PwC’s report suggests that the right combination of enabling structures, processes and people to make the innovation happen and remain relevant in an increasingly competitive and disrupted industry should be the focus of sports businesses. To go deeper on the topic, we have interviewed some leaders who emerged from an Audiense Insights report we made on the audience of Leaders Week, an event held earlier this month in London.
In the opinion of Lewis Wiltshire, consulting partner at digital sport consultancy Seven League, for true innovation to happen you need all levels of an organisation to buy into a shared vision and mission. “When there is an agreed and shared vision and mission, and when all levels of the business are aligned behind what needs to be done, including the c-suite, you have created a structure where innovation is possible. However, you still need great creative ideas!”, says Wiltshire.
The customer experience as a top priority is mentioned by Bryan Bedford, CEO and managing director at Bedford Agency. “We see customer experience being the ‘battleground’ for innovation and engagement that is driving a reference and recommendation model that is leading to growth for our business,” according to Bedford.
Russell Scibetti, CMO & president, KPI at Kore Software, states that “our systems can relieve a lot of technical burdens from the team and provide them a reliable, actionable system that aggregates all fan and corporate data into one place. This allows organizations to focus their internal staff less on the technical elements and more on the innovation that can be driven through the proper use of data.”
Visibility, accuracy, and consistency are critical to build a culture that can trust and properly leverage data across the board, defends Scibetti. “The same way we know we should personalize content for fans, we should personalize insights at scale for our internal stakeholders,” he says.
According to the PwC’s survey, initiatives related to engagement came out clearly ahead of initiatives related to changing organisational structures. “This confirms that sports organisations need to bolster their ability to engage and actively listen to stakeholders if they are to master innovation,” states the report.
Wiltshire, from Seven League, mentioned the FIFA Fan Movement as an example of engagement initiative as it builds engagement, transparency and interaction between FIFA and football fans all over the world. “It currently stands at more than 1000 fans in 70+ countries in the Fan Movement. This year, fans appeared on stage at the FIFA Women's Football Convention for the first time ever. Thanks to some visionary thinkers within FIFA, fans are empowered and that is changing perceptions of FIFA from the inside out.”
Returning to PwC's report, working with external partners is another essential channel to implement innovation and transformation which is recognised by sports leaders as well (75.7% rated this aspect as either important or very important). Working with partners does not necessarily mean sponsors, however.
Russell Scibetti says that third party partners and agencies tend to work across a wide landscape of sports organisations being exposed to a broad range of challenges and solutions. “We can bring that knowledge directly to our customers, or almost play ‘matchmaker’ to allow our customers to learn from one another,” comments Scibetti, who states the importance of having a way to “step back” and see things from different perspectives, which is challenging when you are consumed with day to day responsibilities. “Use those outside relationships – fans, agencies, partners – to be an active part of the problem solving process,” he suggests.

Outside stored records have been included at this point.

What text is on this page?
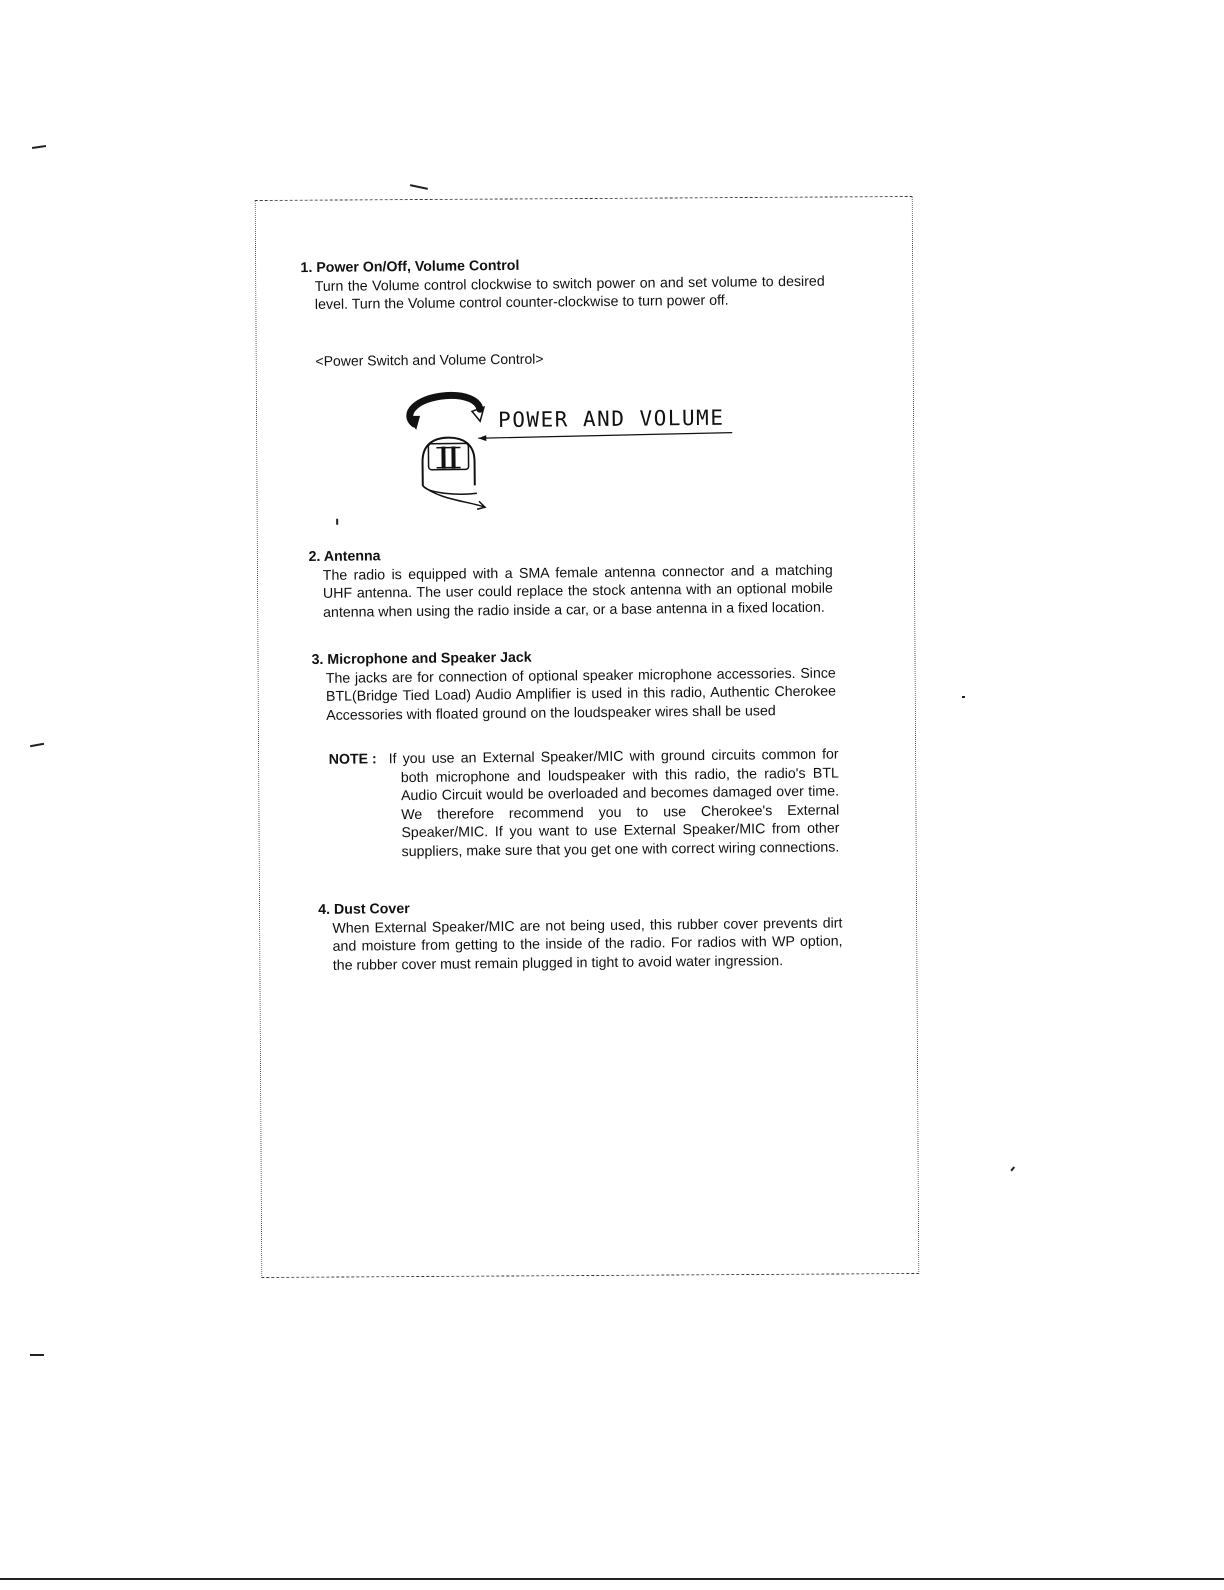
1. Power On/Off, Volume Control
Turn the Volume control clockwise to switch power on and set volume to desired level. Turn the Volume control counter-clockwise to turn power off.
<Power Switch and Volume Control>
POWER AND VOLUME
2. Antenna
The radio is equipped with a SMA female antenna connector and a matching UHF antenna. The user could replace the stock antenna with an optional mobile antenna when using the radio inside a car, or a base antenna in a fixed location.
3. Microphone and Speaker Jack
The jacks are for connection of optional speaker microphone accessories. Since BTL(Bridge Tied Load) Audio Amplifier is used in this radio, Authentic Cherokee Accessories with floated ground on the loudspeaker wires shall be used
NOTE : If you use an External Speaker/MIC with ground circuits common for both microphone and loudspeaker with this radio, the radio's BTL Audio Circuit would be overloaded and becomes damaged over time. We therefore recommend you to use Cherokee's External Speaker/MIC. If you want to use External Speaker/MIC from other suppliers, make sure that you get one with correct wiring connections.
4. Dust Cover
When External Speaker/MIC are not being used, this rubber cover prevents dirt and moisture from getting to the inside of the radio. For radios with WP option, the rubber cover must remain plugged in tight to avoid water ingression.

“Agencies are B2B businesses, shielded from the public glare which can discourage sports organisations from innovation,” says Lewis Wiltshire, who defends the build of strategic roadmaps with the client as a collaborative and transparent process, “rather than going into a dark room and emerging six weeks later with a completed strategy that the client may not recognise”.
Deeper, continuous and iterative customer insights are an absolute key capability in coming up with innovative ideas and have to be handled as critical to the success of the innovation process, states PwC’s Sports Survey 2019.